I'm kind of wondering how far Sun has gotten with it since Java 5.0.
I'm not aware of any virtual machine in widespread use that saves statistical usage data between program invocations -- but it certainly is an interesting possibility for future research.
What you're seeing is almost certainly due to disk caching.
I agree that it's likely the result of disk caching.
FYI, the IBM Java 6 VM does contain an ahead-of-time compiler (AOT). The code isn't quite as optimized as what the JIT would produce, but it is stored across VMs, I believe in some sort of persistent shared memory. Its primary benefit is to improve startup performance. The IBM VM by default JITs a method after it's been called 1000 times. If it knows that a method is going to be called 1000 times just during the VM startup (think a commonly-used method like java.lang.String.equals(...) ), then it's beneficial for it to store that in the AOT cache so that it never has to waste time compiling at runtime.
I agree that the performance difference seen by the poster is most likely caused by disk latency bringing the JRE into memory. The Just In Time compiler (JIT) would not have an impact on performance of a little application.
Java 1.6u10 (http://download.java.net/jdk6/) touches the runtime JARs in a background process (even if Java isn't running) to keep the data in the disk cache. This significantly decreases startup times (Which is a huge benefit to desktop apps, but probably of marginal value to server side apps).

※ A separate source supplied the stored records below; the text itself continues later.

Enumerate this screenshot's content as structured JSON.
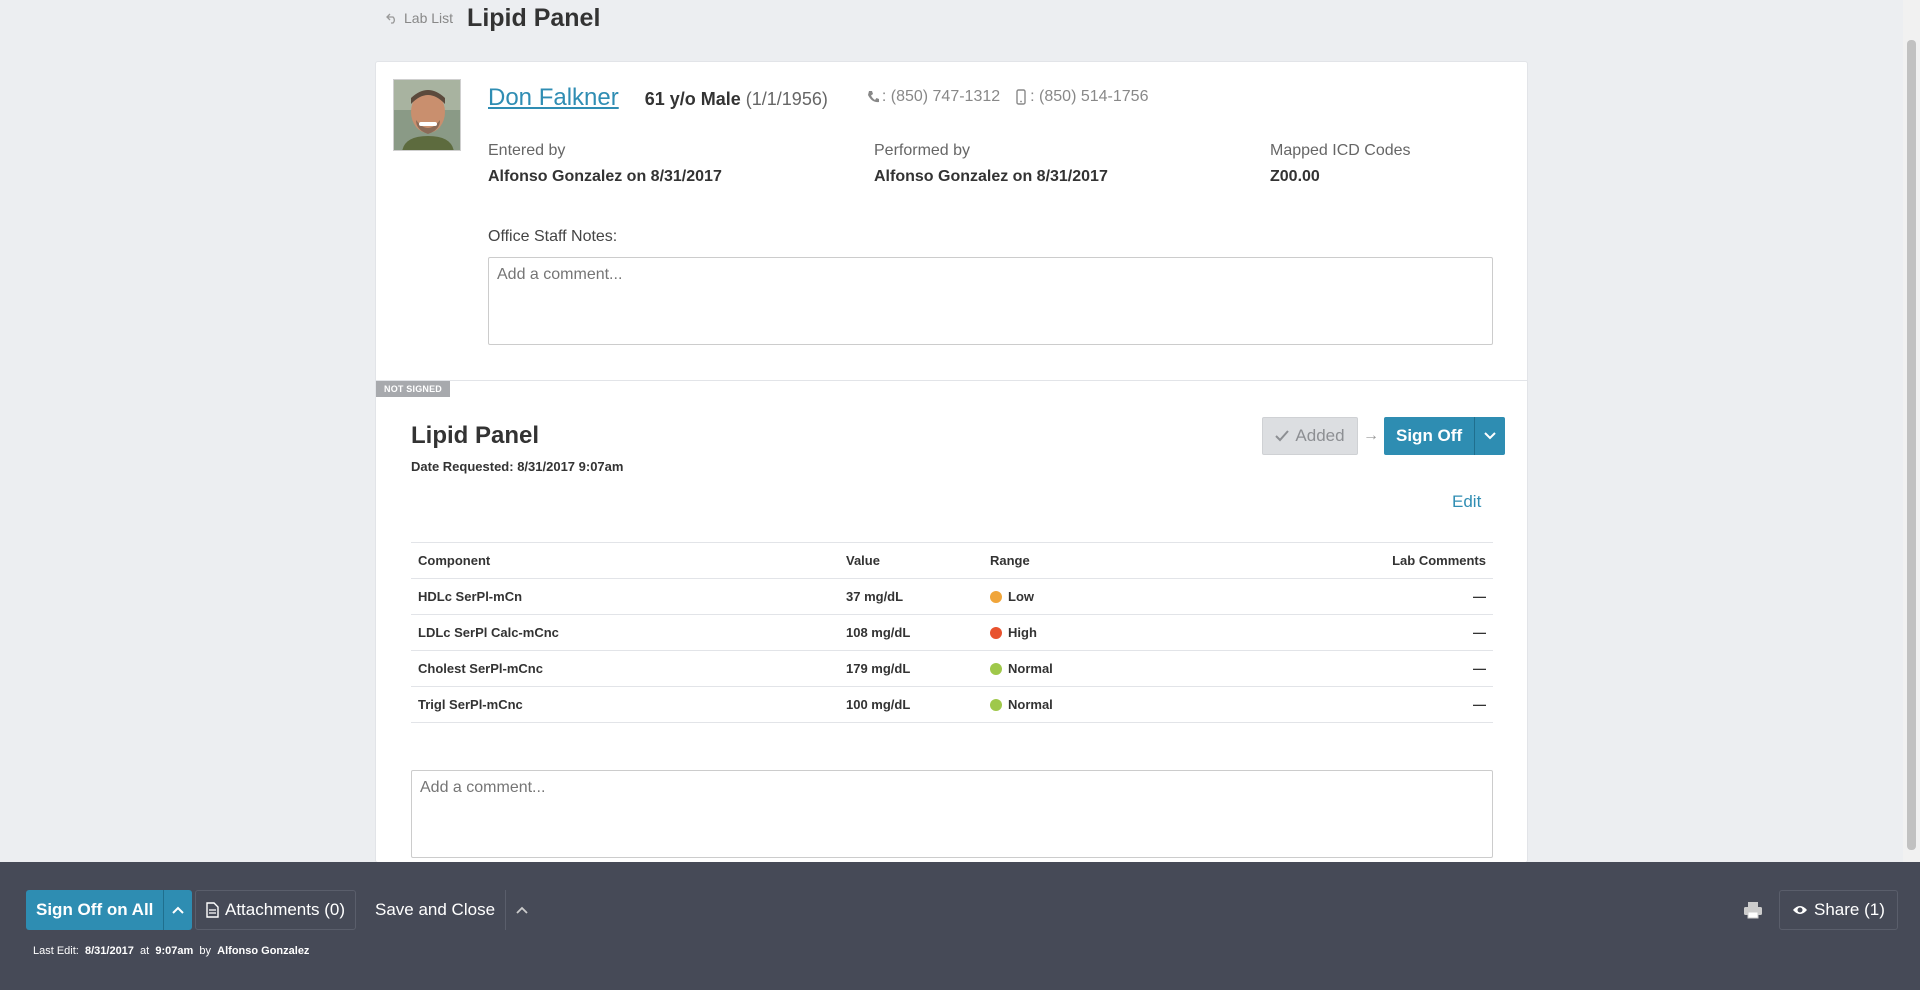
{
  "header": {
    "back_label": "Lab List",
    "title": "Lipid Panel"
  },
  "patient": {
    "name": "Don Falkner",
    "age_sex": "61 y/o Male",
    "dob": "(1/1/1956)",
    "home_phone": ": (850) 747-1312",
    "mobile_phone": ": (850) 514-1756"
  },
  "info": {
    "entered_label": "Entered by",
    "entered_value": "Alfonso Gonzalez on 8/31/2017",
    "performed_label": "Performed by",
    "performed_value": "Alfonso Gonzalez on 8/31/2017",
    "icd_label": "Mapped ICD Codes",
    "icd_value": "Z00.00"
  },
  "notes": {
    "label": "Office Staff Notes:",
    "placeholder": "Add a comment..."
  },
  "lab": {
    "badge": "NOT SIGNED",
    "title": "Lipid Panel",
    "date_requested": "Date Requested: 8/31/2017 9:07am",
    "added_label": "Added",
    "signoff_label": "Sign Off",
    "edit_label": "Edit",
    "columns": {
      "component": "Component",
      "value": "Value",
      "range": "Range",
      "comments": "Lab Comments"
    },
    "rows": [
      {
        "component": "HDLc SerPl-mCn",
        "value": "37 mg/dL",
        "range": "Low",
        "range_color": "#f0a53a",
        "comments": "—"
      },
      {
        "component": "LDLc SerPl Calc-mCnc",
        "value": "108 mg/dL",
        "range": "High",
        "range_color": "#e8522e",
        "comments": "—"
      },
      {
        "component": "Cholest SerPl-mCnc",
        "value": "179 mg/dL",
        "range": "Normal",
        "range_color": "#9fc84a",
        "comments": "—"
      },
      {
        "component": "Trigl SerPl-mCnc",
        "value": "100 mg/dL",
        "range": "Normal",
        "range_color": "#9fc84a",
        "comments": "—"
      }
    ],
    "comment_placeholder": "Add a comment..."
  },
  "footer": {
    "signoff_all": "Sign Off on All",
    "attachments": "Attachments (0)",
    "save_close": "Save and Close",
    "share": "Share (1)",
    "last_edit_prefix": "Last Edit:",
    "last_edit_date": "8/31/2017",
    "last_edit_at": "at",
    "last_edit_time": "9:07am",
    "last_edit_by": "by",
    "last_edit_user": "Alfonso Gonzalez"
  },
  "colors": {
    "accent": "#2e8db2",
    "footer_bg": "#464a57",
    "page_bg": "#eceef1"
  }
}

On large, long running applications, the JIT makes a big difference over time - but the amount of time required for the JIT to accumulate sufficient statistics to kick in and optimize (5-10 seconds) is very, very short compared to the overall life of the application (most run for months and months). While storing and restoring the JIT results is an interesting academic exercise, the practical improvement is not very large (Which is why the JIT team has been more focused on things like GC strategies for minimizing memory cache misses, etc...).
The pre-compilation of the runtime classes does help desktop applications quite a bit (as does the aforementioned 6u10 disk cache pre-loading).
You should describe how your Benchmark was done. Especially at which point you start to measure the time.
If you include the JVM startup time (which is useful for Benchmarking the User experience but not so useful to optimize Java code) then it might be a filesystem caching effect or it can be caused by a feature called "Java Class Data Sharing":
For Sun:
http://java.sun.com/j2se/1.5.0/docs/guide/vm/class-data-sharing.html
This is an option where the JVM saves a prepared image of the runtime classes to a file, to allow quicker loading (and sharing) of those at the next start. You can control this with -Xshare:on or -Xshare:off with a Sun JVM. The default is -Xshare:auto which will load the shared classes image if present, and if not present it will write it at first startup if the directory is write able.
With IBM Java 5 this is BTW even more powerful:
http://www.ibm.com/developerworks/java/library/j-ibmjava4/
I don't know of any mainstream JVM which is saving JIT statistics.
Java JVM (actually might change from different implementations of the JVM) when first started out will interpret the byte code. Once it detects that the code will be running enough number of times JITs it to native machine language so it runs faster.